1636: The Devil's Opera is a stand-alone novel in the alternative history 1632 series with minor character overlaps. Published on October 1, 2013, the book was written by David Carrico and Eric Flint. It is a semi-detective novel set in a growing industrial city. It is a continuation of two series of stories that David Carrico had originally published in the electronic versions of the Grantville Gazette, which were serialized over several issues and later compiled into the compilation 1635: Music and Murder, one series involving criminal investigation and crime fighting, and the other involving music and social revolution.

==Plot==
The novel starts with the discovery of a body floating in a river by a new character, but things are not as simple as they first appear to be since more unsolved crimes begin to occur. Later, detectives Byron Chieske and Gotthilf Hoch of the recently formed Magdeburg Police, formerly the city watch, are called in to investigate. These two characters were first introduced in the story "None So Blind", published in the tenth issue of the Grantville Gazette. Some of the criminals involved in this novel were also developed in these serials.

The other main storyline involves musician Marla Linder and her husband Franz Sylwester and how they used music to motivate the common people to resist the conservative forces that were trying to take over and return the world to medieval way of doing things after the emperor was incapacitated during battle. These two characters were first introduced in the story "The Sound of Music" that was published in the third issue of the Grantville Gazette.
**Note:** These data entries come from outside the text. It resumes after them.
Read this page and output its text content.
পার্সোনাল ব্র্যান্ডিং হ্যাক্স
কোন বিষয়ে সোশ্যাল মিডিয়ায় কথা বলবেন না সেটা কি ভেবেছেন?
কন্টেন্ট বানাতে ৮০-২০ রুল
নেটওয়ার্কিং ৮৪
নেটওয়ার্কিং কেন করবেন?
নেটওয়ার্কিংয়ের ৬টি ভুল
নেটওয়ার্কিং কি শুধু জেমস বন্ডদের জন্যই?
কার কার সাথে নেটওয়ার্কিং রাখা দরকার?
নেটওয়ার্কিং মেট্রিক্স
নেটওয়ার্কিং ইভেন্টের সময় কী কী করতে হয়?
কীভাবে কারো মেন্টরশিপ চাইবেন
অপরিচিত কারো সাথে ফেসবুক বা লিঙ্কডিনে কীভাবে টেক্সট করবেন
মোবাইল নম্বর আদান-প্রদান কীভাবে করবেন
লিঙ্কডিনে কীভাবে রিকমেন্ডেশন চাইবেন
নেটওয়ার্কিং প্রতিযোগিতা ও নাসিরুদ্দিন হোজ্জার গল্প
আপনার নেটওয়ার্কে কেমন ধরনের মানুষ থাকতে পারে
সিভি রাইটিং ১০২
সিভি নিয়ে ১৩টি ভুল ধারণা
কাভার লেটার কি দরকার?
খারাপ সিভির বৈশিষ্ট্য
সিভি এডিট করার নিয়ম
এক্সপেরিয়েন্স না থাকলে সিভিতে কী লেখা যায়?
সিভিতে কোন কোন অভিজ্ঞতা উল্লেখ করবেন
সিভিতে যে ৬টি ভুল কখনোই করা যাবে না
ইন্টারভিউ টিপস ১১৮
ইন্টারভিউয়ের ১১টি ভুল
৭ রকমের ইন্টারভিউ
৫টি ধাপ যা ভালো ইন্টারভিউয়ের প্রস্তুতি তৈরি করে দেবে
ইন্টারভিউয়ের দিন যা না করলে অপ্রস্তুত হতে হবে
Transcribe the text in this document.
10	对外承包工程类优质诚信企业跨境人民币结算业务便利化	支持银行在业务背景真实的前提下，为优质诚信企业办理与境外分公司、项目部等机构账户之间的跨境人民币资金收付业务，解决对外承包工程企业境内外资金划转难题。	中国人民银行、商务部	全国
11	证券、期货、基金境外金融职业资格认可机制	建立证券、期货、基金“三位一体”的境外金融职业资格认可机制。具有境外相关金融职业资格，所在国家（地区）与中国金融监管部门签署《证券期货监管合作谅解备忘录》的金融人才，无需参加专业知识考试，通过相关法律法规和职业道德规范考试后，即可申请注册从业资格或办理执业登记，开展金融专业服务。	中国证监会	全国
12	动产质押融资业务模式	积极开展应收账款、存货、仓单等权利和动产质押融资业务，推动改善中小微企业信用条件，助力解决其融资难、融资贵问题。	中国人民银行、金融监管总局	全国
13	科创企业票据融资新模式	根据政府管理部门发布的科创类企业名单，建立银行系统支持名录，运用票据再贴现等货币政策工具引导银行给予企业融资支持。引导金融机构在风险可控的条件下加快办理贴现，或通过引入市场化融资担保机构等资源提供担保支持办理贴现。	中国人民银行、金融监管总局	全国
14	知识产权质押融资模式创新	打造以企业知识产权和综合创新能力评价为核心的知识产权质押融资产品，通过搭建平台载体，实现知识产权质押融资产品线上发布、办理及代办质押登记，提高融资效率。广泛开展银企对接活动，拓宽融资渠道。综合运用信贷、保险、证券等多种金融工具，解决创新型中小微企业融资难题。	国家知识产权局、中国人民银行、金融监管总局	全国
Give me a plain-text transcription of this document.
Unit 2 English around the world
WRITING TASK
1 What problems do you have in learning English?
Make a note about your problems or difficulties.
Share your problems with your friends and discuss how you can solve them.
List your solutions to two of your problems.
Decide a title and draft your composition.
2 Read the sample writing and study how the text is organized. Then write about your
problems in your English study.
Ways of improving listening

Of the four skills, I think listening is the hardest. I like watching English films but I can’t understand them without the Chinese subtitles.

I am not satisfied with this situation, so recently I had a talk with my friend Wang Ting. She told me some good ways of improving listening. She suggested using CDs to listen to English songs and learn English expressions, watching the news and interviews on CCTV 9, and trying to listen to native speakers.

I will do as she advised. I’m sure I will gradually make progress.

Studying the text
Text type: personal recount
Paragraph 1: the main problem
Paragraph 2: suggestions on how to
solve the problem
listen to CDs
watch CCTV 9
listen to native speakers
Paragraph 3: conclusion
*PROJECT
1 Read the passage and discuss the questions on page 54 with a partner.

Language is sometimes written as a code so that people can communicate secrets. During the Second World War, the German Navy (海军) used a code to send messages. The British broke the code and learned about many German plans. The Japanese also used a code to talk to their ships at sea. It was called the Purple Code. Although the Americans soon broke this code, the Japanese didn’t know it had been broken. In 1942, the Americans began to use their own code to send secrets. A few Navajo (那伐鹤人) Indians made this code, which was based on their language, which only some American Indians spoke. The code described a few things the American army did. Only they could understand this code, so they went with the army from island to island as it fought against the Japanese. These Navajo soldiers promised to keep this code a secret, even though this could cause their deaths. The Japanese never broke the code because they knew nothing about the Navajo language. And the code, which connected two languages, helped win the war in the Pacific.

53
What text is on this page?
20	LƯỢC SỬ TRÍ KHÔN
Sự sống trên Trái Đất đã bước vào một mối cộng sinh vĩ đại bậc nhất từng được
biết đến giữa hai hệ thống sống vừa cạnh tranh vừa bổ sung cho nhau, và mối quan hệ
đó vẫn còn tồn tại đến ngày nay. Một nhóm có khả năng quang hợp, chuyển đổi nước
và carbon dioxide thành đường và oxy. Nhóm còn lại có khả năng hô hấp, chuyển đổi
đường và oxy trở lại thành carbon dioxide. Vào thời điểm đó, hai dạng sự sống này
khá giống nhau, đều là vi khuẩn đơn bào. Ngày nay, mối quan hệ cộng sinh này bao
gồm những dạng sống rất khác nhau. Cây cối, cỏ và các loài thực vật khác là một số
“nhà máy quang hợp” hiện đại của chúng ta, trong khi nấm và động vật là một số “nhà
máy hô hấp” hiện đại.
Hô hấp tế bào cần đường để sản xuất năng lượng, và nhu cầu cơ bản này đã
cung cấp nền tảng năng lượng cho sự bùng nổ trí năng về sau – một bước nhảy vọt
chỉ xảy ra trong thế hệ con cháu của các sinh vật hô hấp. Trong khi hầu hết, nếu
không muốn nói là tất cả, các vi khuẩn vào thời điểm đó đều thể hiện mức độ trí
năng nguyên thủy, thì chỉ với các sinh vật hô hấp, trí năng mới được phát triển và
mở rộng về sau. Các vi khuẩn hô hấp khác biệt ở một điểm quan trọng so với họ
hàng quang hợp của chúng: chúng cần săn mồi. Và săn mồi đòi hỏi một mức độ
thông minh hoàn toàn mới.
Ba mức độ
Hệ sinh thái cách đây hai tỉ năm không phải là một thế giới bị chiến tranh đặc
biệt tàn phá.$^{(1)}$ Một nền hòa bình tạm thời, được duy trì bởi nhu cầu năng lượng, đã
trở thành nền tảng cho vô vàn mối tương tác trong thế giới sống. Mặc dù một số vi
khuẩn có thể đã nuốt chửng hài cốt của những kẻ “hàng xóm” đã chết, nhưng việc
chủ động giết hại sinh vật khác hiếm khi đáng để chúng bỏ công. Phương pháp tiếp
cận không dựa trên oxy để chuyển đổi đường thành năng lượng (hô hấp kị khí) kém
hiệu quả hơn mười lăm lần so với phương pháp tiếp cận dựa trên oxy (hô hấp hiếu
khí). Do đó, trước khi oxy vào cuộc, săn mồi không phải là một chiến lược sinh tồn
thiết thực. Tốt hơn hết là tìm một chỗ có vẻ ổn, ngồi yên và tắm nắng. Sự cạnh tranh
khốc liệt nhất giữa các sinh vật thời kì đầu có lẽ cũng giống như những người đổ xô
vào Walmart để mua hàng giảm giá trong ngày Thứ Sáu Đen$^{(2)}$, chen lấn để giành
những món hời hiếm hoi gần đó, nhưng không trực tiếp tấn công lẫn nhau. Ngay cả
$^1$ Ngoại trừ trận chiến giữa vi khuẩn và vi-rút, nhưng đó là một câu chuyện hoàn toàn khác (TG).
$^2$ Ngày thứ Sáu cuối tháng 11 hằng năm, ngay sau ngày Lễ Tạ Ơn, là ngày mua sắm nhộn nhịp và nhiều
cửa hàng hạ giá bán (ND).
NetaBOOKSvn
==Literary significance and reception==
The reviewer for Booklist wrote that the book is "Another engaging alternate history from a master of the genre." However, he does warn readers that "familiarity with previous stories is, if not essential, at least strongly recommended." The reviewer for SFRevu wrote "This is a later book in a well-established world and is not the best entry point." Mark Lardas of the Galveston Daily News called it "an old-style police-procedural mystery, set in 17th century Germany." Two separate reviews were published in the Midwest Book Review. One called the book "a powerful and fast-paced story" while the other called it "an engaging for the most part low key tale". The Fistful of Wits reviewer admired "the pacing and denouement" of the novel.

1636: The Devil's Opera barely missed being listed on the Locus Hardcovers Bestsellers List in 2014, but did well enough to be labeled as a runner-up.